We’ve heard for years about the friction between payers and providers—friction that stems from a lack of transparency and trust. Providers want autonomy in the decisions they make around caring for their patients, and they expect fair, timely compensation for that care. At the same time, payers want to reduce the billions in fraud, waste, and abuse they experience annually, while also ensuring their members receive the most cost-effective and appropriate levels of care. These priorities shouldn’t negate one another, but without transparency and trust, the friction will continue to grow.
One of the most significant manifestations of the lack of transparency is denied claims, which have become a top concern of healthcare leaders, and rightfully so. Payers are denying a record number of claims. According to a 2023 report by KFF, “nearly 17% of in-network claims were denied in 2021.” However, denial rate averages range from two percent to 49%. The puzzling fact is that more than half of denials are eventually overturned, which means they should have been accepted and paid the first time around, before providers spend extensive resources on multiple appeal attempts.
70% of healthcare leaders surveyed said reducing denials is their top priority and of even greater importance than before the pandemic.
The bottom line is that denials are a point of contention fueling a disjointed healthcare system and driving up costs. Besides impacting revenues, coverage-related denials also affect patients who may experience surprise bills for a service that was covered. When this happens, patients may put off future care to avoid further medical costs. Of course, when patients put off care, their conditions can worsen and lead to costly hospitalizations, emergency room visits, and poor outcomes.

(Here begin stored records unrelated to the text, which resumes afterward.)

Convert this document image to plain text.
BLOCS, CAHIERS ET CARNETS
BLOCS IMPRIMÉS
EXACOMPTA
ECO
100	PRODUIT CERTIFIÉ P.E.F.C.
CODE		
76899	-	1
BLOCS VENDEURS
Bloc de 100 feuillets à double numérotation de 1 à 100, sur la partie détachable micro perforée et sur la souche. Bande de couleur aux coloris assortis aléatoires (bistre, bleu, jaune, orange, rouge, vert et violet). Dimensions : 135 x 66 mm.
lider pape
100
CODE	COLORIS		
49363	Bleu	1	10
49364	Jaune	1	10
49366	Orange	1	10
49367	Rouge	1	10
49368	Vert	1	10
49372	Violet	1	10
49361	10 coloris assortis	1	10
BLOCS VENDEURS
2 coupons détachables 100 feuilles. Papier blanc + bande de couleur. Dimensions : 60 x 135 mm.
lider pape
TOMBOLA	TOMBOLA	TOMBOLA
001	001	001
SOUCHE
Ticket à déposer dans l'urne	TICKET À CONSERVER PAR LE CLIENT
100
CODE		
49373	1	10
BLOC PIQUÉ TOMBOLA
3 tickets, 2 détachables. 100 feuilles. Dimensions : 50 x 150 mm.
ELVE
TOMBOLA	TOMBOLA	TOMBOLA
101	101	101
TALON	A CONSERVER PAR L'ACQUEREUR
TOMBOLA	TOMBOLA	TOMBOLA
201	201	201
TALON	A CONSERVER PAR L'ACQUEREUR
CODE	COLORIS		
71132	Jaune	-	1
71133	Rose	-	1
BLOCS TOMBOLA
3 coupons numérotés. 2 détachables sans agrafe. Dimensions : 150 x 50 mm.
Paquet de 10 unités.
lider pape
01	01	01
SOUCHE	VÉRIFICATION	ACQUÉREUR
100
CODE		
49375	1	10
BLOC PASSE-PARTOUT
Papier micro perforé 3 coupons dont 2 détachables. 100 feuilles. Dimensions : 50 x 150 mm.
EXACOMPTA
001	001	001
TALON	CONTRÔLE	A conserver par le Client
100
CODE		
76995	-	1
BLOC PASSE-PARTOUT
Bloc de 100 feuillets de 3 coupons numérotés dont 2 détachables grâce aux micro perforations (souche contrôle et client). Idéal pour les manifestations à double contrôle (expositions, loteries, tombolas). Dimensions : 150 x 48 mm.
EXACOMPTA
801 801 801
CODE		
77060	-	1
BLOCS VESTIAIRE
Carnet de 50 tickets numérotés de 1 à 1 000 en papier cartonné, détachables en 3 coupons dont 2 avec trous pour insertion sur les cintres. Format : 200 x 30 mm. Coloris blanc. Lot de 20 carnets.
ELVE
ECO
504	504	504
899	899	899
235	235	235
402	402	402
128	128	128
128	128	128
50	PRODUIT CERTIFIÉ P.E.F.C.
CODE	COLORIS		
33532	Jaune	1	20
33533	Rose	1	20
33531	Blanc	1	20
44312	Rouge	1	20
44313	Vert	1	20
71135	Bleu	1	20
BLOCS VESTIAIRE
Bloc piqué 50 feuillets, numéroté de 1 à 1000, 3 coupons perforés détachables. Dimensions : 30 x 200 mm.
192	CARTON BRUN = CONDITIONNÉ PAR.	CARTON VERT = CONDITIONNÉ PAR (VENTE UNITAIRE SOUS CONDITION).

More than 25% of adults in the U.S. say they have delayed or put off “medical care, prescription drugs, mental health care, or dental care” because of the cost. Another 15% skipped care or didn’t fill a prescribed medication for the same reason.
Getting to the root cause
While there are multiple reasons a claim may be denied, incorrect eligibility and coverage information is one of the top reasons. This is understandable considering how often individuals change their insurance throughout their lifetimes. Even when the carrier remains the same, annual renewals allow individuals to change their plan options, which often includes changes to co-pays, deductibles, and network choices. This is why providers check coverage multiple times, even for the same encounter—at registration, check-in, and prior to claim submission.
The volume of eligibility and benefits verifications increased by 18% between 2022 and 2023 and now accounts for 54% of all medical administrative transactions—the highest of all administrative transactions. Spending on eligibility and benefits verification increased by 60% to $43 billion annually.
Here is where we circle back to the issue of transparency. Today, providers need to do manual work, call payers, or search payer websites in an effort to capture up-to-date coverage information. Some providers have entire teams devoted solely to this effort. Even when they find information, there is no guarantee it is complete or up to date. The process is highly manual, time consuming, and a significant burden on both payers and providers, especially with staffing shortages as they are. This inefficient process can also lead to delays in care and poor outcomes while also extending payer-provider friction to patients who may question whether their provider or insurance plan has their best interests in mind.
Implementing a team approach
The idea of payers and providers working seamlessly together may seem unfathomable. Fortunately, that is no longer the case. We now have innovative new technologies that eliminate the issues of transparency and clear a pathway for mutually beneficial collaboration. This team approach puts the patient at the center and helps lower costs and create greater financial viability.
Avaneer Coverage DirectTM enables greater transparency, seamless data sharing, and better collaboration between payers and other providers. This team approach provides a more complete picture of a patient’s coverage and final financial responsibility, reducing denials and improving the patient experience.
How it works
Avaneer Coverage Direct is a part of the Avaneer NetworkTM, which connects payers and providers directly, allowing real-time, secure data exchange without the need for third parties. The solution automatically determines coverage changes or missing, conflicting, or incorrect coverage details and sends immediate updates to all permissioned providers and payers on the Avaneer Network. Providers benefit by receiving a proactive feed of patient coverage into their electronic health records (EHRs), improving the patient experience, and reducing first-pass denials. Payers benefit by receiving real-time coordination of benefit (COB) leads and visibility into data discrepancies. Providers can save between $3.36 and $5.75 per claim, while payers can save between $0.57 and $1.65 per claim.
With Avaneer Coverage Direct, data remains under the control of data owners and never has to leave that organization’s systems, which increases security, keeps patient data safe, and eliminates the need for need for third-party involvement.
Teamwork makes the dream work
It’s time for payers and providers to work together to improve outcomes, lower costs, and create a better patient experience. Avaneer Coverage Direct is the answer. By promoting transparency, seamless collaboration, and shared priorities, Avaneer Coverage Direct can help make friction a thing of the past.